In „Favoriten“ ist es Lehrerin Ilkay Idiskut, die sich durch ihren einfühlsamen Umgang mit den Kindern und einem gleichzeitig durchgreifenden Erziehungsstil auszeichnet. In unterschiedlichen Szenen vermittelt Ilkay, wie wichtig ein respektvolles Miteinander ist und wie Streitereien gelöst werden können. Der Unterhaltungsfaktor wird über die unterschiedlichen Persönlichkeiten der Schüler und Schülerinnen aufgebaut. Besonders interessant wird „Favoriten“ durch Momente, in denen sich die Kinder gegenseitig die Bedeutung von deutschen Wörtern erklären. Dabei kommt die Frage nach der eigenen Kultur auf. Eine Definition lautet: „Kultur bedeutet zum Beispiel etwas, das du machst, aber nicht so oft.“ Ganz klar wird der Begriff nicht.

Deutsch ist nicht die Erstsprache der meisten Kinder. Daher achtet Ilkay in ihrem Unterricht darauf, dass die richtigen Wörter zur Anwendung kommen. Die Geduld, die Ilkay an den Tag legt, ist sehr bewundernswert. Sie lässt ihrer Klasse die Möglichkeit, eigene Meinungen zu artikulieren. Gleichzeitig hinterfragt sie gewisse Ansichten. Insbesondere die Rolle der Frau führt in Gesprächen zwischen Ilkay und den männlichen Schülern zu Kontroversen. Sie konfrontiert die Meinungen, die sich gegen ein selbstbestimmtes Frauenbild richten. Insbesondere, wenn sie den Jungs klar sagt, dass auch die Mädchen ihre eigenen Entscheidungen treffen dürfen.

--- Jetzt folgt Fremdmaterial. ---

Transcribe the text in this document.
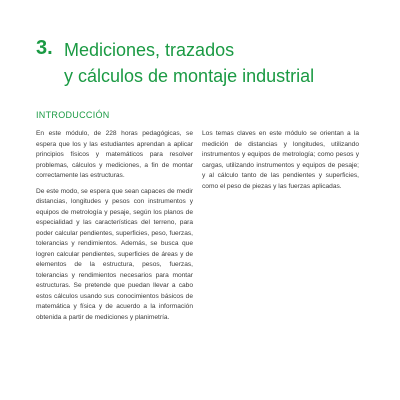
3. Mediciones, trazados
y cálculos de montaje industrial
INTRODUCCIÓN

En este módulo, de 228 horas pedagógicas, se espera que los y las estudiantes aprendan a aplicar principios físicos y matemáticos para resolver problemas, cálculos y mediciones, a fin de montar correctamente las estructuras.

De este modo, se espera que sean capaces de medir distancias, longitudes y pesos con instrumentos y equipos de metrología y pesaje, según los planos de especialidad y las características del terreno, para poder calcular pendientes, superficies, peso, fuerzas, tolerancias y rendimientos. Además, se busca que logren calcular pendientes, superficies de áreas y de elementos de la estructura, pesos, fuerzas, tolerancias y rendimientos necesarios para montar estructuras. Se pretende que puedan llevar a cabo estos cálculos usando sus conocimientos básicos de matemática y física y de acuerdo a la información obtenida a partir de mediciones y planimetría.

Los temas claves en este módulo se orientan a la medición de distancias y longitudes, utilizando instrumentos y equipos de metrología; como pesos y cargas, utilizando instrumentos y equipos de pesaje; y al cálculo tanto de las pendientes y superficies, como el peso de piezas y las fuerzas aplicadas.
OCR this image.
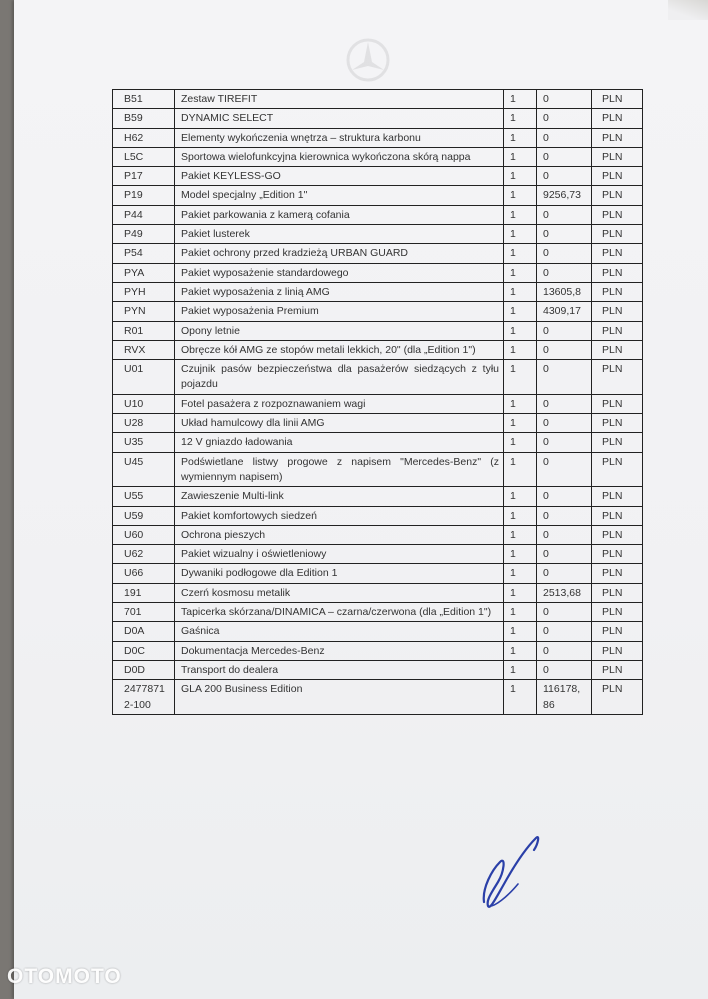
B51	Zestaw TIREFIT	1	0	PLN
B59	DYNAMIC SELECT	1	0	PLN
H62	Elementy wykończenia wnętrza – struktura karbonu	1	0	PLN
L5C	Sportowa wielofunkcyjna kierownica wykończona skórą nappa	1	0	PLN
P17	Pakiet KEYLESS-GO	1	0	PLN
P19	Model specjalny „Edition 1"	1	9256,73	PLN
P44	Pakiet parkowania z kamerą cofania	1	0	PLN
P49	Pakiet lusterek	1	0	PLN
P54	Pakiet ochrony przed kradzieżą URBAN GUARD	1	0	PLN
PYA	Pakiet wyposażenie standardowego	1	0	PLN
PYH	Pakiet wyposażenia z linią AMG	1	13605,8	PLN
PYN	Pakiet wyposażenia Premium	1	4309,17	PLN
R01	Opony letnie	1	0	PLN
RVX	Obręcze kół AMG ze stopów metali lekkich, 20" (dla „Edition 1")	1	0	PLN
U01	Czujnik pasów bezpieczeństwa dla pasażerów siedzących z tyłu pojazdu	1	0	PLN
U10	Fotel pasażera z rozpoznawaniem wagi	1	0	PLN
U28	Układ hamulcowy dla linii AMG	1	0	PLN
U35	12 V gniazdo ładowania	1	0	PLN
U45	Podświetlane listwy progowe z napisem "Mercedes-Benz" (z wymiennym napisem)	1	0	PLN
U55	Zawieszenie Multi-link	1	0	PLN
U59	Pakiet komfortowych siedzeń	1	0	PLN
U60	Ochrona pieszych	1	0	PLN
U62	Pakiet wizualny i oświetleniowy	1	0	PLN
U66	Dywaniki podłogowe dla Edition 1	1	0	PLN
191	Czerń kosmosu metalik	1	2513,68	PLN
701	Tapicerka skórzana/DINAMICA – czarna/czerwona (dla „Edition 1")	1	0	PLN
D0A	Gaśnica	1	0	PLN
D0C	Dokumentacja Mercedes-Benz	1	0	PLN
D0D	Transport do dealera	1	0	PLN
2477871 2-100	GLA 200 Business Edition	1	116178, 86	PLN
OTOMOTO
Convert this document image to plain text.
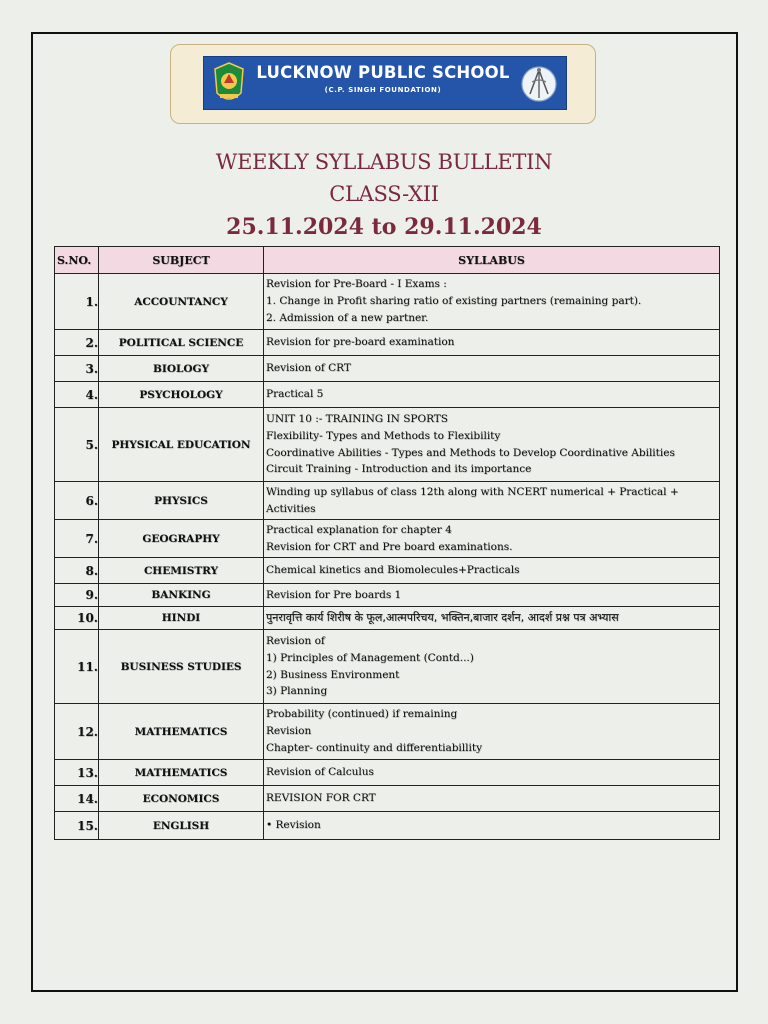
LUCKNOW PUBLIC SCHOOL
(C.P. SINGH FOUNDATION)
WEEKLY SYLLABUS BULLETIN
CLASS-XII
25.11.2024 to 29.11.2024
S.NO.	SUBJECT	SYLLABUS
1.	ACCOUNTANCY	Revision for Pre-Board - I Exams :
1. Change in Profit sharing ratio of existing partners (remaining part).
2. Admission of a new partner.

2.	POLITICAL SCIENCE	Revision for pre-board examination

3.	BIOLOGY	Revision of CRT

4.	PSYCHOLOGY	Practical 5

5.	PHYSICAL EDUCATION	UNIT 10 :- TRAINING IN SPORTS
Flexibility- Types and Methods to Flexibility
Coordinative Abilities - Types and Methods to Develop Coordinative Abilities
Circuit Training - Introduction and its importance

6.	PHYSICS	Winding up syllabus of class 12th along with NCERT numerical + Practical +
Activities

7.	GEOGRAPHY	Practical explanation for chapter 4
Revision for CRT and Pre board examinations.

8.	CHEMISTRY	Chemical kinetics and Biomolecules+Practicals

9.	BANKING	Revision for Pre boards 1

10.	HINDI	पुनरावृत्ति कार्य शिरीष के फूल,आत्मपरिचय, भक्तिन,बाजार दर्शन, आदर्श प्रश्न पत्र अभ्यास

11.	BUSINESS STUDIES	Revision of
1) Principles of Management (Contd...)
2) Business Environment
3) Planning

12.	MATHEMATICS	Probability (continued) if remaining
Revision
Chapter- continuity and differentiabillity

13.	MATHEMATICS	Revision of Calculus

14.	ECONOMICS	REVISION FOR CRT

15.	ENGLISH	• Revision
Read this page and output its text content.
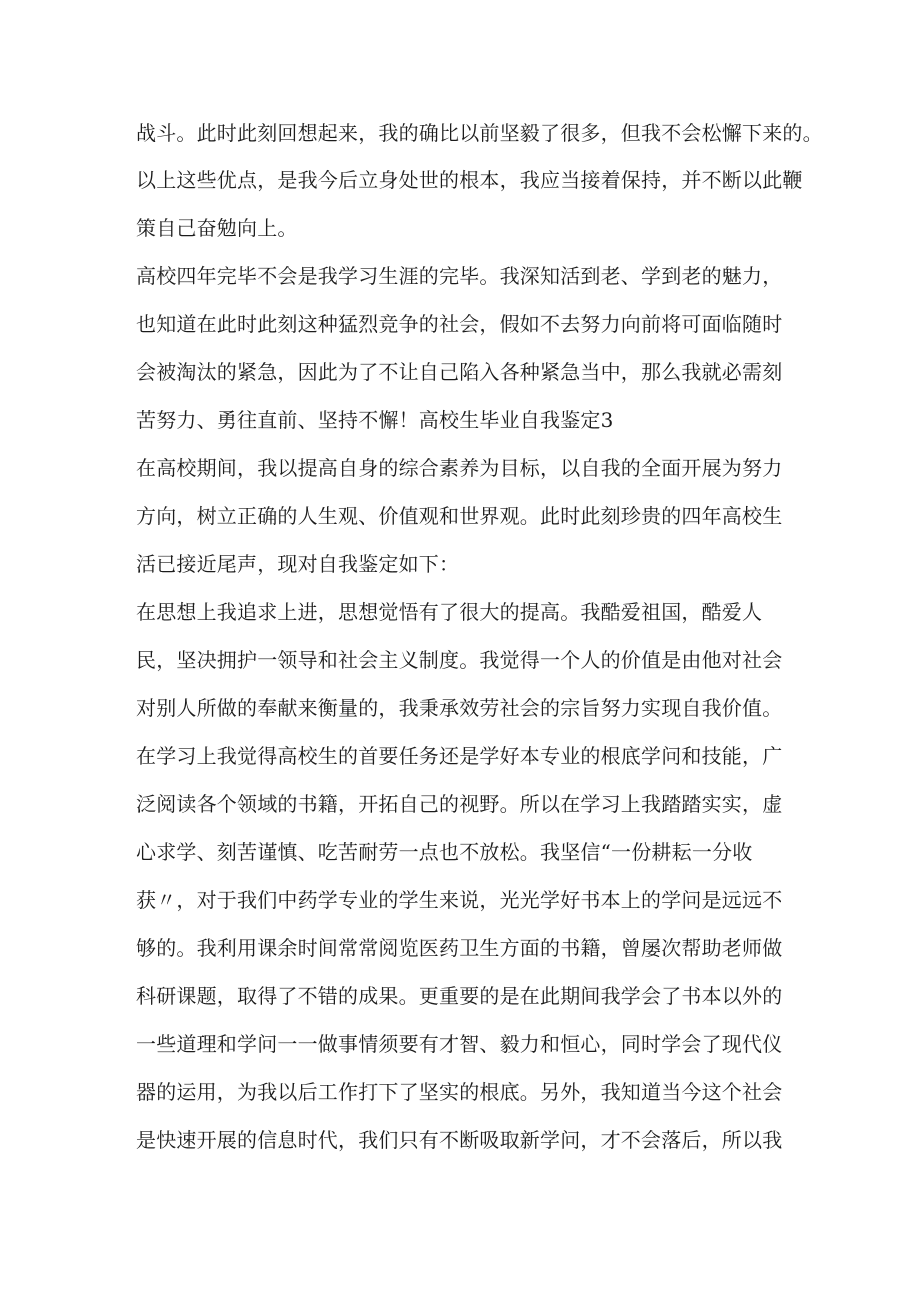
战斗。此时此刻回想起来，我的确比以前坚毅了很多，但我不会松懈下来的。
以上这些优点，是我今后立身处世的根本，我应当接着保持，并不断以此鞭
策自己奋勉向上。
高校四年完毕不会是我学习生涯的完毕。我深知活到老、学到老的魅力，
也知道在此时此刻这种猛烈竞争的社会，假如不去努力向前将可面临随时
会被淘汰的紧急，因此为了不让自己陷入各种紧急当中，那么我就必需刻
苦努力、勇往直前、坚持不懈！高校生毕业自我鉴定3
在高校期间，我以提高自身的综合素养为目标，以自我的全面开展为努力
方向，树立正确的人生观、价值观和世界观。此时此刻珍贵的四年高校生
活已接近尾声，现对自我鉴定如下：
在思想上我追求上进，思想觉悟有了很大的提高。我酷爱祖国，酷爱人
民，坚决拥护一领导和社会主义制度。我觉得一个人的价值是由他对社会
对别人所做的奉献来衡量的，我秉承效劳社会的宗旨努力实现自我价值。
在学习上我觉得高校生的首要任务还是学好本专业的根底学问和技能，广
泛阅读各个领域的书籍，开拓自己的视野。所以在学习上我踏踏实实，虚
心求学、刻苦谨慎、吃苦耐劳一点也不放松。我坚信“一份耕耘一分收
获〃，对于我们中药学专业的学生来说，光光学好书本上的学问是远远不
够的。我利用课余时间常常阅览医药卫生方面的书籍，曾屡次帮助老师做
科研课题，取得了不错的成果。更重要的是在此期间我学会了书本以外的
一些道理和学问一一做事情须要有才智、毅力和恒心，同时学会了现代仪
器的运用，为我以后工作打下了坚实的根底。另外，我知道当今这个社会
是快速开展的信息时代，我们只有不断吸取新学问，才不会落后，所以我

Der Filmtitel „Favoriten“ ist nicht, wie man vielleicht vermuten mag, nur auf die Kinder zurückzuführen. Es handelt sich hierbei um den Namen des 10. Wiener Gemeindebezirks, in dem sich die Volkshochschule befindet. Ein Stadtteil, der sich durch einen großen Anteil von Migranten auszeichnet.

In zwei Ausflügen, welche die Schulklasse unternimmt, werden auch religiöse Gegensätze aufgegriffen: In einer Moschee lässt der Imam die Kinder am Gebetsablauf teilhaben. Der Besuch im Stephansdom wirkt hingegen eher distanziert – vorsichtig sein und nichts anfassen ist hier das Gebot.

Im Verlauf des Films verwandelt sich der Kinosaal in einen Raum, in dem zusammen gelacht und geweint wird. Vorurteile, dass ein Dokumentarfilm über Schulkinder langweilig sein könnte, werden schnell beseitigt. Das Publikum baut zur Klasse emotionale Verbindungen auf und fiebert mit. Man hofft, dass alle ihre gewünschten Noten erreichen und ist gespannt, was als nächstes passiert.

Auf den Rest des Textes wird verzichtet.